先日、近所の図書館で本の題名に惹かれて借り出して読んだのですが、きたのですが、ロシアの副首相などを歴任し、ロシアの伝統の重視と国益を重視する「主権民主主義」を提唱した(巻末の“訳者あとがき”参照)ウラジスラフ・スルコフ(1964生まれ)をモデルとする「クレムリンの魔術師」「現代版ラスプーチン」(10頁)と呼ばれていたヴァディム・バラノフ(ヴァディム・アレキゼヴィッチ)の祖父の代からのロシアの権力、特にプーチン大統領の権力掌握や維持の方法に関する熱弁は、実名で登場する他の政治家に関する事柄も含めて、読んでいて大変面白く(個人的に)非常に勉強になりました。
もっとも、この小説の面白さと面白さは、「イタリアとフランスの大手メディアで政治問題のご意見番であり、イタリアとフランスで多数の著書を上梓している」(268頁)著者だからこそ生み出せたのでしょうが。
しかし、この小説はロシアによるウクライナ侵攻より約1年前に執筆されているにも関わらず、巻末の“訳者あとがき”にあるように、侵攻に対する予言が含まれているなあと感じました。「彼❲プーチン❳のような人間はやめることができない。」「過ちを認めることは絶対にしない」(207頁)ですか…。
「地下で生きた男」

リチャード・ライト「地下で生きた男」(『地下で生きた男』(上岡伸雄編訳、作品社)所収)を読みました。
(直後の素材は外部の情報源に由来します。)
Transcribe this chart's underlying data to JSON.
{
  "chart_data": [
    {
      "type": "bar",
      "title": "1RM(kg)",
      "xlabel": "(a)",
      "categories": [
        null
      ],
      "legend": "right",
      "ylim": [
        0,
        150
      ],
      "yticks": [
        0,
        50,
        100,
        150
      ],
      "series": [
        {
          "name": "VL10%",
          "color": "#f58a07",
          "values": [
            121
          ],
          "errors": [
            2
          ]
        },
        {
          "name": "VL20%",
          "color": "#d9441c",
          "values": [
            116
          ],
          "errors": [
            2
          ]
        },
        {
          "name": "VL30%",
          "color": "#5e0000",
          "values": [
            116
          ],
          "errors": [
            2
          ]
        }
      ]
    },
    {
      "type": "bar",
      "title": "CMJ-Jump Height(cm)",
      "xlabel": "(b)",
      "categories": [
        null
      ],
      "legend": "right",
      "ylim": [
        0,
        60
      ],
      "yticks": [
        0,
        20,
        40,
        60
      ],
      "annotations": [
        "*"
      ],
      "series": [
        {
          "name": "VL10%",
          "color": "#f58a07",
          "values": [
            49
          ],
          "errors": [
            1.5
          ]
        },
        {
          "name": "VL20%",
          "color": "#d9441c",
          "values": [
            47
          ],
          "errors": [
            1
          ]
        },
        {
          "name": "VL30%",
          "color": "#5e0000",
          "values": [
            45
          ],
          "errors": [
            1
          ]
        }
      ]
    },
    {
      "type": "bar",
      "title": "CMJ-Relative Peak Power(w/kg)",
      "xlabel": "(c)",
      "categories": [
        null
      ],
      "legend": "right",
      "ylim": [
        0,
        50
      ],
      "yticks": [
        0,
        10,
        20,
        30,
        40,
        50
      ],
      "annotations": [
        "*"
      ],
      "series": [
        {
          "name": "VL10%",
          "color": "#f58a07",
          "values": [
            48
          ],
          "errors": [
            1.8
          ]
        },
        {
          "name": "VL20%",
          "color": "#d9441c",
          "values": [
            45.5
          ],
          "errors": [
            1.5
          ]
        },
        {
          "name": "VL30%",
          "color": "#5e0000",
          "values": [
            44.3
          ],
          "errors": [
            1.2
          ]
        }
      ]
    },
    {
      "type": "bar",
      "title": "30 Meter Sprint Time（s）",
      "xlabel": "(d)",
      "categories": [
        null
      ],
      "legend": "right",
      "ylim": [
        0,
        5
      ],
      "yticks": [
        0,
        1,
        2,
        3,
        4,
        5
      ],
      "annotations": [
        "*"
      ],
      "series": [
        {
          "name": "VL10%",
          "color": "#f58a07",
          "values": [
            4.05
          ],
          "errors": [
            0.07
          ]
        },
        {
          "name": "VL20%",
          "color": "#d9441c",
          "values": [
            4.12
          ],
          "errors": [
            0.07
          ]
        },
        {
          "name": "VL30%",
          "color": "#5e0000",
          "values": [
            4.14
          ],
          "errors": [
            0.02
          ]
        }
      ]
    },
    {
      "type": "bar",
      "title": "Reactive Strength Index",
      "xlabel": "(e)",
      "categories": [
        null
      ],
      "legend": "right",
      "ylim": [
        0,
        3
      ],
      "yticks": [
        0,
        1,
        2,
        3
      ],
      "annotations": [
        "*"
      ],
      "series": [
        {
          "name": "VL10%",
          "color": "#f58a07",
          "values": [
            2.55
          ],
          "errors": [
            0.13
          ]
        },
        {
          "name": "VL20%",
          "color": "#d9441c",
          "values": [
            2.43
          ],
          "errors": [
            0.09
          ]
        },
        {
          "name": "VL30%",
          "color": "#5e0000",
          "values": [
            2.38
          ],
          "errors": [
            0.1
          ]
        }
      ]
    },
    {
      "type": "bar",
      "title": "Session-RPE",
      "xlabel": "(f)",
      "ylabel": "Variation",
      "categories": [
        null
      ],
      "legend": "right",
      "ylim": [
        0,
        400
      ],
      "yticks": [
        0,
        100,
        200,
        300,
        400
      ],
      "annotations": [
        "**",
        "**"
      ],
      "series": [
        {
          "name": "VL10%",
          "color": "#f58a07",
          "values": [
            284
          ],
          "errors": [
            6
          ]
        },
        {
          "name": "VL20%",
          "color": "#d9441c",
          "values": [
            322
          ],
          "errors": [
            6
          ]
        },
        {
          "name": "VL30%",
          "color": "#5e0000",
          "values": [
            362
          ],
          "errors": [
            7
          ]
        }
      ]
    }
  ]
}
主人公の黒人男性フレッド・ダニエルズが警察から突然犯してもいない殺人の罪で逮捕され、拷問を受けた上に自白書にサインしてしまったものの、隙を見て逃げ出し地下の下水道に隠れると言う小説の序盤は同情するしかないなと思いましたが、中盤で人の弁当や道具箱あるいは保険会社の金庫から金を盗む等して段々と罪を重ねていく様を読み、主人公の心理の変化の描写には驚いたものの「この主人公、何やっているのだろう?」と何だか呆れてしまいました。
そして、終盤の主人公が警察署に赴きかつて自身に罪を着せた男達に罪を告白した後に迎える最後については、男達の恐怖も合わせて良く理解できましたからだと思いますが、それ程悲しくなりませんでした。
しかし、この『地下で生きた男』の半分近くを占めるこの小説に関して、巻末の「編訳者あとがき」にある通り、原稿を持ち込まれた出版社が「内容が衝撃的すぎるということで、出版を拒否した」(373頁)ため、作者は前半の拷問の部分を削除した上後半も部分的に書き換えて雑誌発表にこぎつけたというのは至極もっともな事だなと思いました…。
「私は無人島」


旗原理沙子「私は無人島」(『文學界』2024年5月号所収)を読みました。
第129回文學界新人賞受賞作のうちの一作。
この小説の中で、主人公の占い師である月子は友人未希の堕胎のため、「伝説の墮胎師のえじう」(16頁)を探す旅に出る小説なのですが、不気味な雰囲気を持つ“蛇人”(後に判明する彼の正体が怖かったです…)、旅の途中で立ち寄った島に住むそん婆やみん婆等の登場人物達、あるいは彼女達との会話から墮胎のために必要だと分かった植物”ミレイジャク“、主人公月子がしばしば見る夢の描写等の設定や内容がかなり際立っている上に、全体的に寓話的な雰囲気が漂っていて、読んでいる間に何度となく狐につままれた感じがしました。
ですが、読む速度的にはなかなかに早く、読み終えた後少し意外でした。
そして、ミレイジャクの香りが女性には「うっとりさせるような香り」(44頁)を発散する反面男性を遠ざけたり、主人公月子の夫を含め男性の描写が過剰気味だったりするので、(個人的には)女性の性や出産に対する自由がテーマの小説なのかなと思いました。
あと、タイトルが秀逸だと思いました。